Onlangs zat ik met een groep studenten van de opleiding ruimtelijke ordening & planologie van Hogeschool Rotterdam bij stichting Aktiegroep Het Oude Westen in Rotterdam. Opgegroeid in een traditie van Vinexwijken leek het ons voor de studenten een goede opgave om na te denken over verdichtingstrategieën voor het Oude Westen. In het gesprek met onder andere twee bewoners die al meer dan 30 jaar in deze wijk wonen, vertelden zij hoe ze een tijdje terug geconfronteerd werden met het feit dat ze ergens anders moeten gaan wonen. Hun woningen worden opgeknapt en ontwikkeld voor een doelgroep die Rotterdam graag in de stad wil hebben: gezinnen met kinderen. Dit staat in Nederlandse wooncarrière synoniem voor ‘rijtjeshuis met tuin’, zelfs in het centrum van de stad. Een student bracht in dat het een hele belangrijke strategie is om de diversificatie van de stad te vergroten omdat Rotterdam verhoudingsgewijs een groot aantal aan sociale huurwoningen heeft. In de daarop volgende discussie werd duidelijk dat er verschillen in perceptie zijn over wat een goede menging voor de stad is en betekent.

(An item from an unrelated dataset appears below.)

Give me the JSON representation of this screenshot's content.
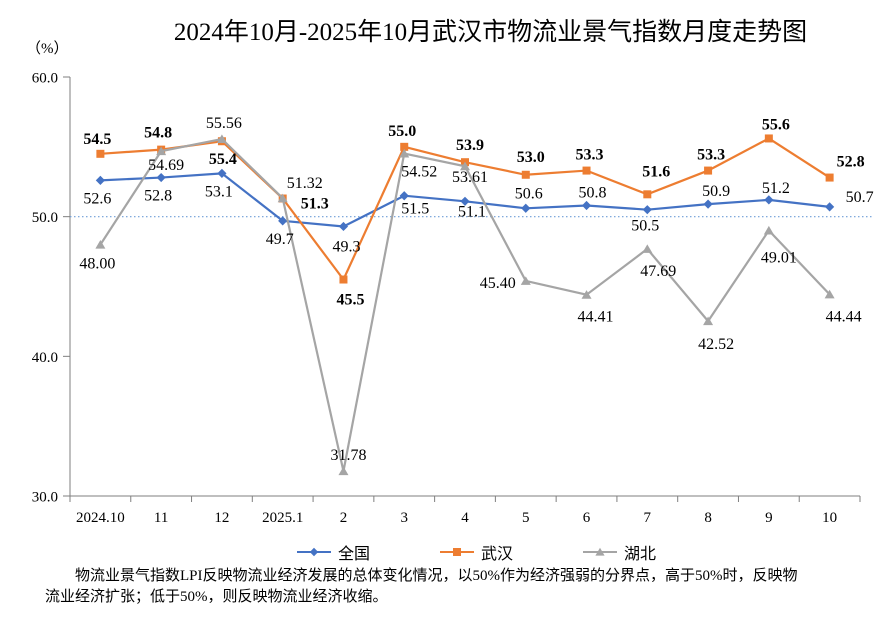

Het thema menging en wonen in de stad blijkt vooral gevoelig te liggen nu er opeens weer winst met wonen te maken valt. Wat gebeurt er met een stad als het proces van gentrificatie, dat in Rotterdam tot nu toe werd gebruikt als een soort strategie voor de opwaardering van achterstandswijken, doorslaat? Wat gebeurt er als voormalige volksbuurten door de komst van hoogopgeleide, rijkere bewoners zich ontwikkelen tot een soort binnenstedelijk suburbia voor deze groep en inwoners met lagere inkomens verdrongen worden?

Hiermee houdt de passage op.